A medical debt has forced a Kenyan family to hold a “virtual” burial for its kindred who died of cancer.
The family of 13-year-old Brian Kimani did the unthinkable after a hospital in Kenya’s Kiambu County where Kimani died refused to release his remains over Sh13 million ($126,995.36) debt.
The virtual burial for Kimani who died from Leukemia in February was held Wednesday as his body lay in a mortuary. The family used a portrait of him instead, The Nation reports.
Authorities at the hospital where Kimani died defended the facility’s seizure of the deceased’s remains until the debts are completely cleared.
They accused the family of showing bad faith, stating that per the agreement they had the family scheduled to hold Kimani’s burial on Friday, March 13.
The Nation further reports that the two parties had also agreed that Kimani’s family informs the hospital a day before the burial with “a plan on how to make payments and collect the boy’s body—an agreement” that was breached.
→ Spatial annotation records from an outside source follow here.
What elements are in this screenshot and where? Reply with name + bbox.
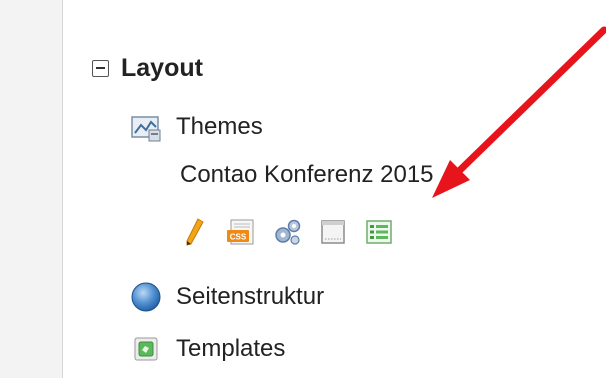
sidebar-item-label: Templates: [176, 335, 286, 362]
globe-icon: [130, 281, 162, 313]
theme-actions: CSS: [178, 214, 408, 250]
css-stylesheets-icon[interactable]: CSS: [224, 215, 258, 249]
sidebar-item-themes[interactable]: Themes: [130, 110, 263, 144]
templates-icon: [130, 333, 162, 365]
sidebar-item-seitenstruktur[interactable]: Seitenstruktur: [130, 280, 324, 314]
edit-pencil-icon[interactable]: [178, 215, 212, 249]
themes-icon: [130, 111, 162, 143]
modules-gear-icon[interactable]: [270, 215, 304, 249]
theme-name: Contao Konferenz 2015: [180, 161, 434, 188]
sidebar-item-templates[interactable]: Templates: [130, 332, 285, 366]
page-layouts-icon[interactable]: [316, 215, 350, 249]
layout-section-header[interactable]: Layout: [92, 52, 203, 84]
svg-text:CSS: CSS: [230, 233, 247, 242]
sidebar-item-label: Seitenstruktur: [176, 283, 325, 310]
image-sizes-list-icon[interactable]: [362, 215, 396, 249]
collapse-minus-icon[interactable]: [92, 59, 109, 77]
section-title: Layout: [121, 53, 203, 82]
sidebar-item-label: Themes: [176, 113, 263, 140]
sidebar-gutter: [0, 0, 63, 378]
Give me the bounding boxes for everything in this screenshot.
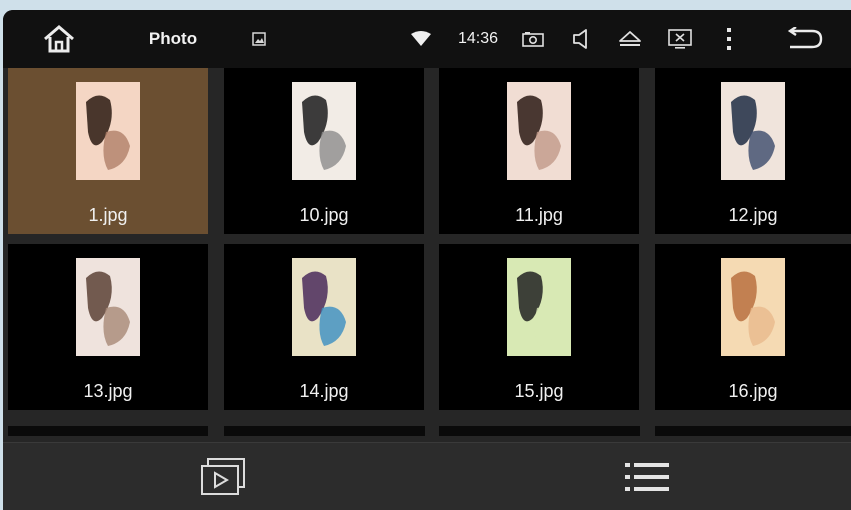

“It is, therefore, surprising that anybody would claim that the hospital has refused to release the body. The hospital awaits the family for the meeting planned for Thursday, March 12,” it said in a statement.
“In line with professional practice and the recent court ruling on this matter, the hospital enters into agreement with the affected parents to secure the debt and allows the family to take the body for internment,” Dr. Thomas Ngwiri, Head of Clinical Services at Gertrude’s Hospital, added.
Last November a South African family was also forced to drop off a corpse at the offices of a banking and insurance firm, Old Mutual, for allegedly refusing to pay a funeral claim.
The move by the family sparked outrage among South Africans, especially on social media.
Videos of the incident showed two women removing the “body” from Old Mutual offices, back into a hearse, with one of them asking, “Had we not done this, when were they going to pay?”